No porta-retrato, uma foto dele bonito, tirada pelo parceiro deitado na areia, com um céu azul aberto ao fundo, ressaltando sua imponência e estatura. Ao deter o olhar por algum tempo, tinha-se a impressão de se tratar dessas fotos que acompanham o objeto. Contudo, ele vivera naquela casa e estava morto, posicionado no aparador abaixo de um espelho na sala de jantar, acompanhado de outros finados: Jorge, o cachorro maltês cujo pelo nunca permanecia branco, os pais, numa elegante foto de casamento e, agora, Fernando, o marido, que conhecera ainda no colegial, pouco antes do retrato emoldurado ser tirado, em uma das primeiras viagens que fizeram juntos à praia.

            Era difícil para Matias aceitar o que acontecera, assim como a morte de Jorge. Vira o cão definhar com uma pneumonia que surgiu sem mais nem menos, deixando-o amuado sob a cama; aos poucos sua vontade de comer cessou, seu corpo se retorcia involuntariamente e lutava a cada inspiração, até, finalmente, parar de funcionar.
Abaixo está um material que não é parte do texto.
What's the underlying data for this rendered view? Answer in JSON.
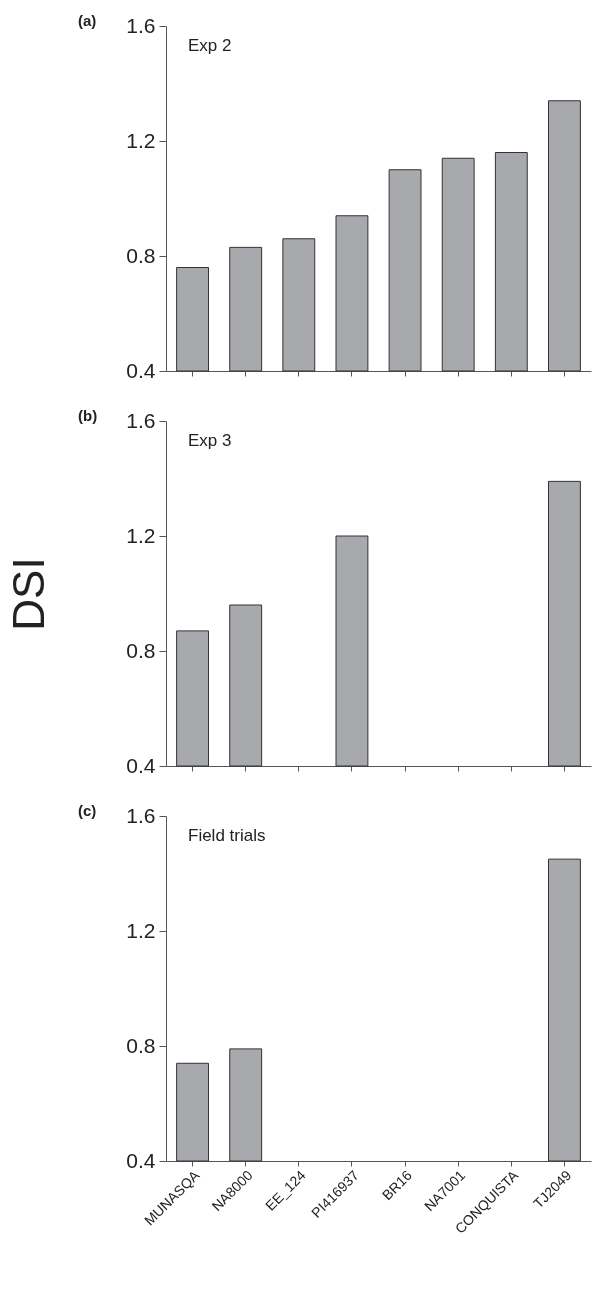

Para ele foi isso: o bichinho simplesmente parou de funcionar, e ele esteve ao seu lado durante todo o lento e doloroso processo. Com o marido não foi diferente, parou de funcionar. Infarto fulminante, disseram. “Pelo menos ele não sofreu”, vozes sem rosto completaram para tentar confortá-lo, enquanto tomava conta de trâmites automáticos e desprovidos de sentido, como escolher o traje do finado, assinar despachos do corpo e receber cumprimentos de conhecidos e desconhecidos.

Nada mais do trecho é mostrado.